A newly identified cyber campaign is exploiting a critical vulnerability in SimpleHelp remote monitoring and management software to deploy two previously undocumented malware families, TaskWeaver and Djinn Stealer. Security researchers at Blackpoint Cyber reported that the attackers are taking advantage of CVE 2026 48558, a maximum severity authentication bypass vulnerability with a CVSS score of 10.0. The flaw affects the OpenID Connect authentication process and allows unauthenticated attackers to obtain a fully authenticated Technician session by submitting forged identity claims. Once access is established, threat actors can abuse the trusted management capabilities of the compromised server to execute commands, transfer files, and deploy malware across managed systems. Researchers said the activity demonstrates how vulnerabilities in remote management platforms can provide direct access to enterprise environments and expose valuable business assets.
The vulnerability was disclosed earlier this month by Horizon3.ai, which identified the flaw in SimpleHelp servers configured to use either generic OpenID Connect authentication or Azure Active Directory OpenID Connect integration. According to the researchers, the issue stems from the way SimpleHelp validates identity provider assertions, enabling attackers to create and authenticate as new Technician users without valid credentials. These accounts inherit administrative capabilities that include remote access to managed endpoints, script execution, and other privileged management functions. Horizon3.ai also noted that even deployments enforcing multi factor authentication for technicians remain vulnerable because newly created Technician accounts can register their own multi factor authentication method during the initial login process. Blackpoint Cyber observed attackers successfully exploiting the vulnerability on a publicly accessible SimpleHelp server before using the trusted remote management channel to distribute TaskWeaver and Djinn Stealer throughout the affected environment. TaskWeaver operates as a heavily obfuscated Node.js loader delivered as jquery.js and executed through node.exe. Rather than containing a fixed set of commands, the malware establishes encrypted communications with a remote server and retrieves additional JavaScript payloads, allowing attackers to extend functionality as required during an intrusion.

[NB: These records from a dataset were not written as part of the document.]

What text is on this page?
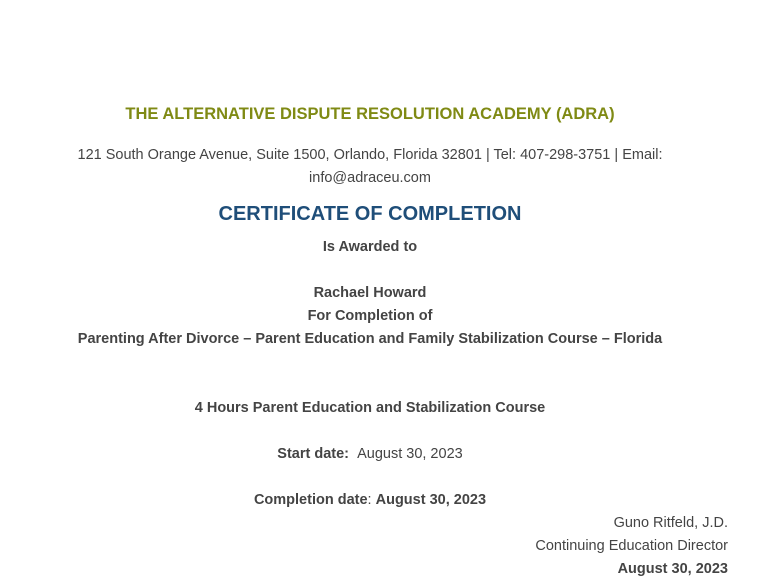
THE ALTERNATIVE DISPUTE RESOLUTION ACADEMY (ADRA)
121 South Orange Avenue, Suite 1500, Orlando, Florida 32801 | Tel: 407-298-3751 | Email: info@adraceu.com
CERTIFICATE OF COMPLETION
Is Awarded to
Rachael Howard
For Completion of
Parenting After Divorce – Parent Education and Family Stabilization Course – Florida
4 Hours Parent Education and Stabilization Course
Start date: August 30, 2023
Completion date: August 30, 2023
Guno Ritfeld, J.D.
Continuing Education Director
August 30, 2023
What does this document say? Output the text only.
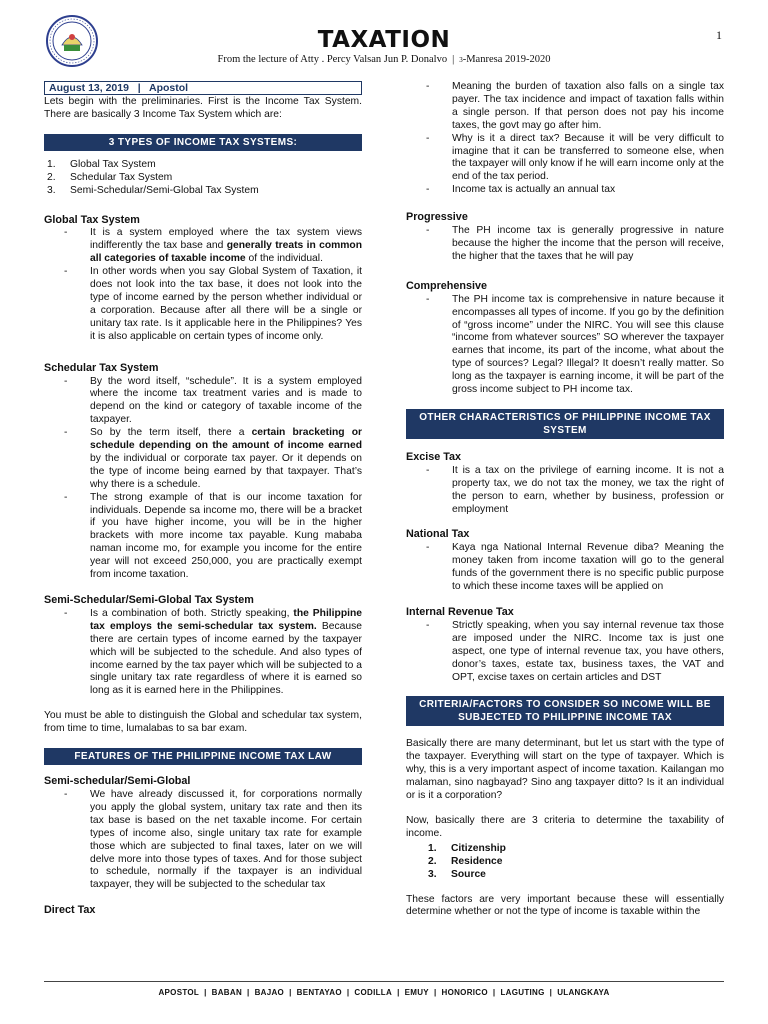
TAXATION	1
From the lecture of Atty . Percy Valsan Jun P. Donalvo | 3-Manresa 2019-2020
August 13, 2019   |   Apostol

Lets begin with the preliminaries. First is the Income Tax System. There are basically 3 Income Tax System which are:

3 TYPES OF INCOME TAX SYSTEMS:
1. Global Tax System
2. Schedular Tax System
3. Semi-Schedular/Semi-Global Tax System
Global Tax System
- It is a system employed where the tax system views indifferently the tax base and generally treats in common all categories of taxable income of the individual.
- In other words when you say Global System of Taxation, it does not look into the tax base, it does not look into the type of income earned by the person whether individual or a corporation. Because after all there will be a single or unitary tax rate. Is it applicable here in the Philippines? Yes it is also applicable on certain types of income only.
Schedular Tax System
- By the word itself, “schedule”. It is a system employed where the income tax treatment varies and is made to depend on the kind or category of taxable income of the taxpayer.
- So by the term itself, there a certain bracketing or schedule depending on the amount of income earned by the individual or corporate tax payer. Or it depends on the type of income being earned by that taxpayer. That’s why there is a schedule.
- The strong example of that is our income taxation for individuals. Depende sa income mo, there will be a bracket if you have higher income, you will be in the higher brackets with more income tax payable. Kung mababa naman income mo, for example you income for the entire year will not exceed 250,000, you are practically exempt from income taxation.
Semi-Schedular/Semi-Global Tax System
- Is a combination of both. Strictly speaking, the Philippine tax employs the semi-schedular tax system. Because there are certain types of income earned by the taxpayer which will be subjected to the schedule. And also types of income earned by the tax payer which will be subjected to a single unitary tax rate regardless of where it is earned so long as it is earned here in the Philippines.

You must be able to distinguish the Global and schedular tax system, from time to time, lumalabas to sa bar exam.

FEATURES OF THE PHILIPPINE INCOME TAX LAW
Semi-schedular/Semi-Global
- We have already discussed it, for corporations normally you apply the global system, unitary tax rate and then its tax base is based on the net taxable income. For certain types of income also, single unitary tax rate for example those which are subjected to final taxes, later on we will delve more into those types of taxes. And for those subject to schedule, normally if the taxpayer is an individual taxpayer, they will be subjected to the schedular tax
Direct Tax
- Meaning the burden of taxation also falls on a single tax payer. The tax incidence and impact of taxation falls within a single person. If that person does not pay his income taxes, the govt may go after him.
- Why is it a direct tax? Because it will be very difficult to imagine that it can be transferred to someone else, when the taxpayer will only know if he will earn income only at the end of the tax period.
- Income tax is actually an annual tax
Progressive
- The PH income tax is generally progressive in nature because the higher the income that the person will receive, the higher that the taxes that he will pay
Comprehensive
- The PH income tax is comprehensive in nature because it encompasses all types of income. If you go by the definition of “gross income” under the NIRC. You will see this clause “income from whatever sources” SO wherever the taxpayer earnes that income, its part of the income, what about the type of sources? Legal? Illegal? It doesn’t really matter. So long as the taxpayer is earning income, it will be part of the gross income subject to PH income tax.
OTHER CHARACTERISTICS OF PHILIPPINE INCOME TAX SYSTEM
Excise Tax
- It is a tax on the privilege of earning income. It is not a property tax, we do not tax the money, we tax the right of the person to earn, whether by business, profession or employment
National Tax
- Kaya nga National Internal Revenue diba? Meaning the money taken from income taxation will go to the general funds of the government there is no specific public purpose to which these income taxes will be applied on
Internal Revenue Tax
- Strictly speaking, when you say internal revenue tax those are imposed under the NIRC. Income tax is just one aspect, one type of internal revenue tax, you have others, donor’s taxes, estate tax, business taxes, the VAT and OPT, excise taxes on certain articles and DST
CRITERIA/FACTORS TO CONSIDER SO INCOME WILL BE SUBJECTED TO PHILIPPINE INCOME TAX

Basically there are many determinant, but let us start with the type of the taxpayer. Everything will start on the type of taxpayer. Which is why, this is a very important aspect of income taxation. Kailangan mo malaman, sino nagbayad? Sino ang taxpayer ditto? Is it an individual or is it a corporation?

Now, basically there are 3 criteria to determine the taxability of income.

1. Citizenship
2. Residence
3. Source

These factors are very important because these will essentially determine whether or not the type of income is taxable within the

APOSTOL | BABAN | BAJAO | BENTAYAO | CODILLA | EMUY | HONORICO | LAGUTING | ULANGKAYA
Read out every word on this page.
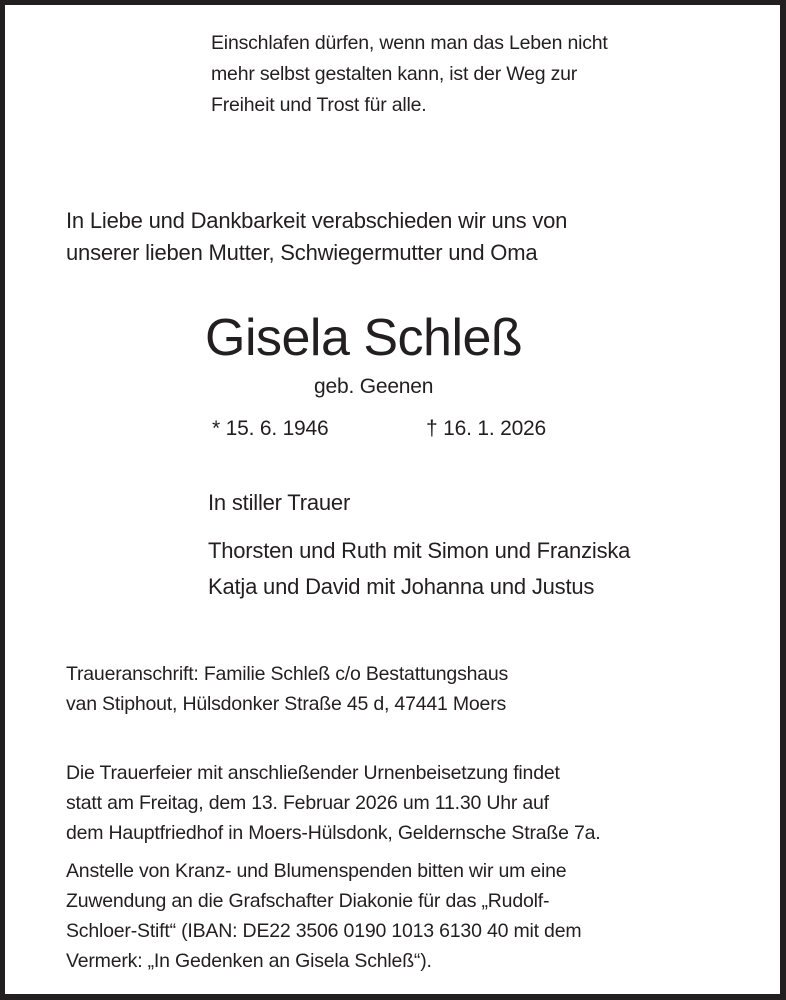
Einschlafen dürfen, wenn man das Leben nicht
mehr selbst gestalten kann, ist der Weg zur
Freiheit und Trost für alle.
In Liebe und Dankbarkeit verabschieden wir uns von
unserer lieben Mutter, Schwiegermutter und Oma
Gisela Schleß
geb. Geenen
* 15. 6. 1946	† 16. 1. 2026
In stiller Trauer
Thorsten und Ruth mit Simon und Franziska
Katja und David mit Johanna und Justus
Traueranschrift: Familie Schleß c/o Bestattungshaus
van Stiphout, Hülsdonker Straße 45 d, 47441 Moers
Die Trauerfeier mit anschließender Urnenbeisetzung findet
statt am Freitag, dem 13. Februar 2026 um 11.30 Uhr auf
dem Hauptfriedhof in Moers-Hülsdonk, Geldernsche Straße 7a.
Anstelle von Kranz- und Blumenspenden bitten wir um eine
Zuwendung an die Grafschafter Diakonie für das „Rudolf-
Schloer-Stift“ (IBAN: DE22 3506 0190 1013 6130 40 mit dem
Vermerk: „In Gedenken an Gisela Schleß“).
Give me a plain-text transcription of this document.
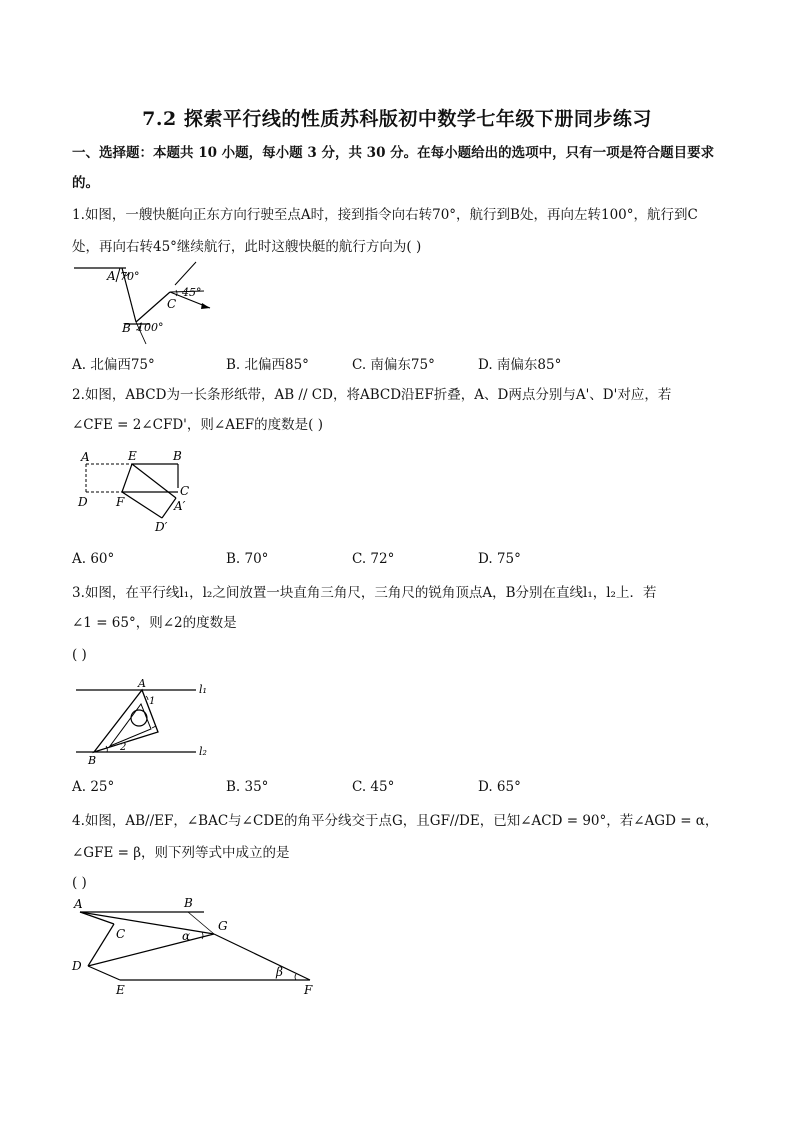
7.2 探索平行线的性质苏科版初中数学七年级下册同步练习
一、选择题：本题共 10 小题，每小题 3 分，共 30 分。在每小题给出的选项中，只有一项是符合题目要求
的。
1.如图，一艘快艇向正东方向行驶至点A时，接到指令向右转70°，航行到B处，再向左转100°，航行到C
处，再向右转45°继续航行，此时这艘快艇的航行方向为( )
A 70°
45°
C
B 100°
A. 北偏西75°	B. 北偏西85°	C. 南偏东75°	D. 南偏东85°
2.如图，ABCD为一长条形纸带，AB // CD，将ABCD沿EF折叠，A、D两点分别与A'、D'对应，若
∠CFE = 2∠CFD'，则∠AEF的度数是( )
A	E	B
C
D F	A′
D′
A. 60°	B. 70°	C. 72°	D. 75°
3.如图，在平行线l₁，l₂之间放置一块直角三角尺，三角尺的锐角顶点A，B分别在直线l₁，l₂上．若
∠1 = 65°，则∠2的度数是
( )
A
1
2
B
l₁
l₂
A. 25°	B. 35°	C. 45°	D. 65°
4.如图，AB//EF，∠BAC与∠CDE的角平分线交于点G，且GF//DE，已知∠ACD = 90°，若∠AGD = α，
∠GFE = β，则下列等式中成立的是
( )
A	B
C
G
α
D	β
E	F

The final payload, Djinn Stealer, is a cross platform information stealing malware designed to operate on Windows, macOS, and Linux systems. Researchers found that it targets a broad range of credentials and sensitive information from enterprise environments. The malware collects browser credentials, browsing history, bookmarks, SSH keys, Git configuration data, Docker authentication information, GitHub CLI data, package registry credentials, and authentication details associated with major cloud platforms including Amazon Web Services, Microsoft Azure, Google Cloud, Oracle Cloud Infrastructure, Cloudflare, DigitalOcean, Linode, Heroku, Vercel, Railway, Supabase, Pulumi, Terraform, HashiCorp Vault, and Consul. It also seeks authentication data from development tools and package managers such as npm, Yarn, Maven, Gradle, Composer, Cargo, NuGet, pip, PyPI, Conda, Bun, and Scala Build Tool. The malware further targets AI development platforms including Anthropic Claude, Google Gemini, OpenAI Codex, Cline, OpenCode, and Kilo, while also harvesting cryptocurrency wallet information linked to Bitcoin, Ethereum, Litecoin, Dogecoin, Monero, Zcash, Exodus, Atomic Wallet, and Electrum. On Linux systems, Djinn Stealer additionally attempts to extract sensitive information from running process files that may contain passwords, API keys, access tokens, database connection strings, and other confidential values passed through command line arguments or environment variables.
After gathering the stolen information, the malware packages the data into a TAR archive, compresses it using GZIP, encrypts it with AES 256 GCM encryption secured by an embedded RSA 2048 public key, and transmits the archive to attacker controlled infrastructure. Blackpoint Cyber stated that the campaign highlights how attackers are increasingly focusing on environments where artificial intelligence tools, cloud platforms, development infrastructure, and enterprise management systems intersect, allowing them to obtain access to a wide range of valuable credentials through a single compromise. Researchers warned that credentials stolen from developer or administrator workstations can continue providing access to production infrastructure, software development pipelines, source code repositories, cloud environments, deployment platforms, and customer systems long after the original infected endpoint has been isolated. Due to confirmed active exploitation, Cybersecurity and Infrastructure Security Agency has added CVE 2026 48558 to its Known Exploited Vulnerabilities catalog, requiring Federal Civilian Executive Branch agencies to apply the available security updates by July 2, 2026.